Barak wrote that while expressing Israel’s opposition to the Iran nuclear deal was “certainly legitimate,” Netanyahu erred because “instead of holding a candid dialogue behind closed doors with President Obama,” he “went behind his back to deliver a speech to Congress, shaking the foundations of bipartisan support for Israel and dividing [US] Jewish opinion.”
In addition to slamming the aid package, Barack characterized Israel as a country where “a sense of gloom” has taken over, and the country’s pride and self-confidence “have given way to fear-mongering, victimhood and internal quarrels.”
Barak wrote that Netanyahu has exaggerated the threats facing the country, while providing no vision for the future.
“If the government doesn’t steer away from its dangerous path, it will have to be replaced by a more responsible, attentive and courageous one – headed by whomever the people choose,” he wrote.
Barak denied in multiple media appearances on Thursday that he is interested in returning to politics.
Likud Minister Ze’ev Elkin told Israel Radio, in response to Barak’s claim that Netanyahu could have gotten another $7b. had he handled the relations with the US with more finesse, that the former prime minister was among those speaking with great self-confidence and assurance about what could have been achieved, even though he had no part in the negotiations.
“Ehud Barak had a divine revelation, and he knows everything,” Elkin said. “In the final analysis, what do facts matter? The main thing is that for two weeks we did not talk about Ehud Barak, and [his] goal of [having us] speak about him again has been achieved.”
There is no significance to anyone talking about what could have been obtained, if they were not part of the negotiations, Elkin said.

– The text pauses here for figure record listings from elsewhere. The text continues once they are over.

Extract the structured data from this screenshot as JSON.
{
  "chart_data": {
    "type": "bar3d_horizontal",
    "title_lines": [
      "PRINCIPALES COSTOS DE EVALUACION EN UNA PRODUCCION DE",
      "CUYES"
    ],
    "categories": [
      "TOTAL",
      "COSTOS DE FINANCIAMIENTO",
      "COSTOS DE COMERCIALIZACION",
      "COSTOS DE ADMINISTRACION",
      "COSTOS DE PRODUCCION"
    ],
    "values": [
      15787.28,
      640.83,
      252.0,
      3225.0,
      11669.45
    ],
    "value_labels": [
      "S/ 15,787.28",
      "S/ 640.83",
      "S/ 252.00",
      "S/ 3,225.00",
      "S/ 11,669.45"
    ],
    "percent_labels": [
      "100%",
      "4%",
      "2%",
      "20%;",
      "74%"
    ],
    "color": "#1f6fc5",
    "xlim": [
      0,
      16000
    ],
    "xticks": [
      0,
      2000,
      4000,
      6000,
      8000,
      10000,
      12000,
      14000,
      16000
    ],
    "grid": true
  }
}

Former defense minister Moshe Ya’alon, whom Netanyahu in May moved out of that position in favor of Yisrael Beytenu chairman Avigdor Liberman, wrote on his Facebook page that the agreement has a “tremendous significance” in securing Israel and its people.

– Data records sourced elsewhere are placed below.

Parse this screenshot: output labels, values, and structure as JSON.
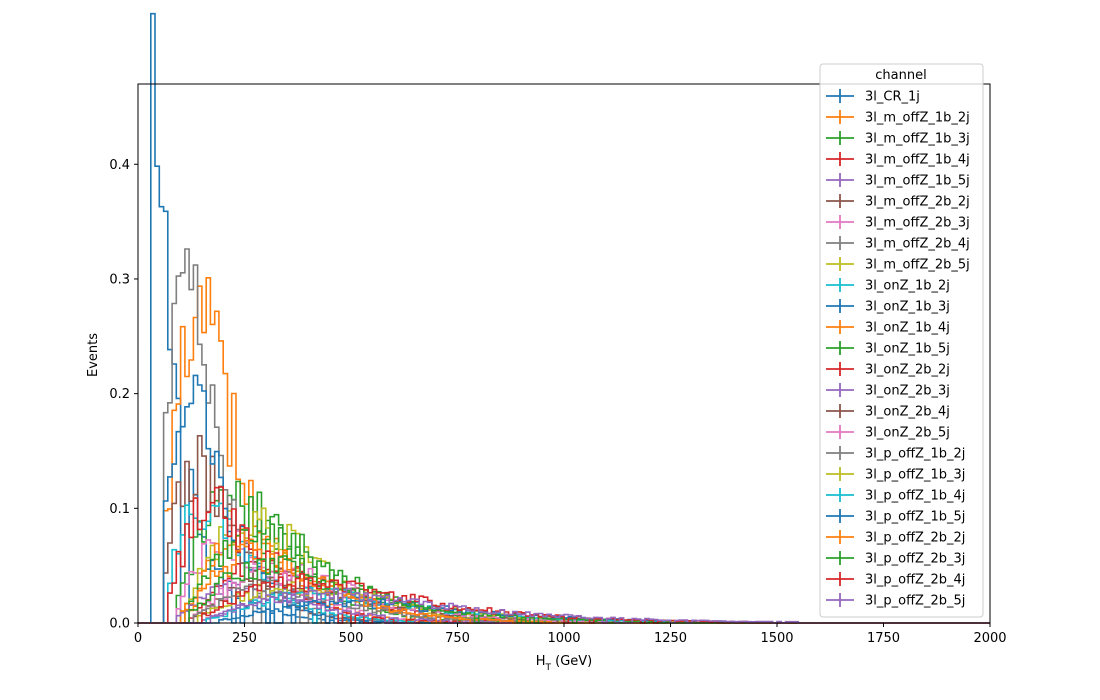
{
  "chart_data": {
    "type": "histogram",
    "title": "",
    "xlabel_main": "H",
    "xlabel_sub": "T",
    "xlabel_rest": " (GeV)",
    "ylabel": "Events",
    "xlim": [
      0,
      2000
    ],
    "ylim": [
      0,
      0.47
    ],
    "xticks": [
      0,
      250,
      500,
      750,
      1000,
      1250,
      1500,
      1750,
      2000
    ],
    "yticks": [
      0.0,
      0.1,
      0.2,
      0.3,
      0.4
    ],
    "grid": false,
    "legend": {
      "title": "channel",
      "placement": "upper-right"
    },
    "bin_width": 10,
    "series": [
      {
        "name": "3l_CR_1j",
        "color": "#1f77b4",
        "shape": "lognorm",
        "peak_x": 30,
        "peak_y": 0.45,
        "width": 0.85,
        "start": 30
      },
      {
        "name": "3l_m_offZ_1b_2j",
        "color": "#ff7f0e",
        "shape": "lognorm",
        "peak_x": 140,
        "peak_y": 0.26,
        "width": 0.5,
        "start": 60
      },
      {
        "name": "3l_m_offZ_1b_3j",
        "color": "#2ca02c",
        "shape": "lognorm",
        "peak_x": 220,
        "peak_y": 0.11,
        "width": 0.45,
        "start": 90
      },
      {
        "name": "3l_m_offZ_1b_4j",
        "color": "#d62728",
        "shape": "lognorm",
        "peak_x": 300,
        "peak_y": 0.05,
        "width": 0.42,
        "start": 120
      },
      {
        "name": "3l_m_offZ_1b_5j",
        "color": "#9467bd",
        "shape": "lognorm",
        "peak_x": 380,
        "peak_y": 0.025,
        "width": 0.45,
        "start": 150
      },
      {
        "name": "3l_m_offZ_2b_2j",
        "color": "#8c564b",
        "shape": "lognorm",
        "peak_x": 130,
        "peak_y": 0.14,
        "width": 0.5,
        "start": 60
      },
      {
        "name": "3l_m_offZ_2b_3j",
        "color": "#e377c2",
        "shape": "lognorm",
        "peak_x": 210,
        "peak_y": 0.07,
        "width": 0.45,
        "start": 90
      },
      {
        "name": "3l_m_offZ_2b_4j",
        "color": "#7f7f7f",
        "shape": "lognorm",
        "peak_x": 100,
        "peak_y": 0.29,
        "width": 0.55,
        "start": 60
      },
      {
        "name": "3l_m_offZ_2b_5j",
        "color": "#bcbd22",
        "shape": "lognorm",
        "peak_x": 260,
        "peak_y": 0.09,
        "width": 0.45,
        "start": 100
      },
      {
        "name": "3l_onZ_1b_2j",
        "color": "#17becf",
        "shape": "lognorm",
        "peak_x": 150,
        "peak_y": 0.1,
        "width": 0.5,
        "start": 70
      },
      {
        "name": "3l_onZ_1b_3j",
        "color": "#1f77b4",
        "shape": "lognorm",
        "peak_x": 115,
        "peak_y": 0.22,
        "width": 0.5,
        "start": 60
      },
      {
        "name": "3l_onZ_1b_4j",
        "color": "#ff7f0e",
        "shape": "lognorm",
        "peak_x": 250,
        "peak_y": 0.07,
        "width": 0.45,
        "start": 100
      },
      {
        "name": "3l_onZ_1b_5j",
        "color": "#2ca02c",
        "shape": "lognorm",
        "peak_x": 280,
        "peak_y": 0.08,
        "width": 0.45,
        "start": 110
      },
      {
        "name": "3l_onZ_2b_2j",
        "color": "#d62728",
        "shape": "lognorm",
        "peak_x": 170,
        "peak_y": 0.1,
        "width": 0.5,
        "start": 70
      },
      {
        "name": "3l_onZ_2b_3j",
        "color": "#9467bd",
        "shape": "lognorm",
        "peak_x": 230,
        "peak_y": 0.03,
        "width": 0.5,
        "start": 90
      },
      {
        "name": "3l_onZ_2b_4j",
        "color": "#8c564b",
        "shape": "lognorm",
        "peak_x": 330,
        "peak_y": 0.04,
        "width": 0.45,
        "start": 130
      },
      {
        "name": "3l_onZ_2b_5j",
        "color": "#e377c2",
        "shape": "lognorm",
        "peak_x": 320,
        "peak_y": 0.045,
        "width": 0.45,
        "start": 130
      },
      {
        "name": "3l_p_offZ_1b_2j",
        "color": "#7f7f7f",
        "shape": "lognorm",
        "peak_x": 300,
        "peak_y": 0.03,
        "width": 0.45,
        "start": 130
      },
      {
        "name": "3l_p_offZ_1b_3j",
        "color": "#bcbd22",
        "shape": "lognorm",
        "peak_x": 360,
        "peak_y": 0.03,
        "width": 0.5,
        "start": 140
      },
      {
        "name": "3l_p_offZ_1b_4j",
        "color": "#17becf",
        "shape": "lognorm",
        "peak_x": 410,
        "peak_y": 0.025,
        "width": 0.45,
        "start": 160
      },
      {
        "name": "3l_p_offZ_1b_5j",
        "color": "#1f77b4",
        "shape": "lognorm",
        "peak_x": 480,
        "peak_y": 0.018,
        "width": 0.45,
        "start": 190
      },
      {
        "name": "3l_p_offZ_2b_2j",
        "color": "#ff7f0e",
        "shape": "lognorm",
        "peak_x": 270,
        "peak_y": 0.06,
        "width": 0.45,
        "start": 110
      },
      {
        "name": "3l_p_offZ_2b_3j",
        "color": "#2ca02c",
        "shape": "lognorm",
        "peak_x": 310,
        "peak_y": 0.05,
        "width": 0.5,
        "start": 120
      },
      {
        "name": "3l_p_offZ_2b_4j",
        "color": "#d62728",
        "shape": "lognorm",
        "peak_x": 380,
        "peak_y": 0.035,
        "width": 0.5,
        "start": 150
      },
      {
        "name": "3l_p_offZ_2b_5j",
        "color": "#9467bd",
        "shape": "lognorm",
        "peak_x": 430,
        "peak_y": 0.025,
        "width": 0.5,
        "start": 170
      }
    ]
  }
}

In a related issue, Jerusalem had no response to speculation that Obama signaled in a statement he issued after the signing that he intends to either bring a resolution on the Israel-Palestinian issue to the UN Security Council, or to give a speech laying down parameters for a final-status agreement, before leaving office.
Obama said that the aid package “and efforts to advance the two-state solution are motivated by the same core US objective that has been shared by all administrations, Democratic and Republican, over the last several decades – ensuring that Israelis can live alongside their neighbors in peace and security.”
Whenever they are asked whether Israel is concerned about what Obama might do to move the diplomatic process forward in the interregnum between the November 8 US election and when the new president will be sworn into office on January 20, officials in Netanyahu’s office say they expect that Obama will not divert from a speech he delivered at the UN in 2011 in which he stated that “peace will not come through statements and resolutions at the United Nations – if it were that easy, it would have been accomplished by now.”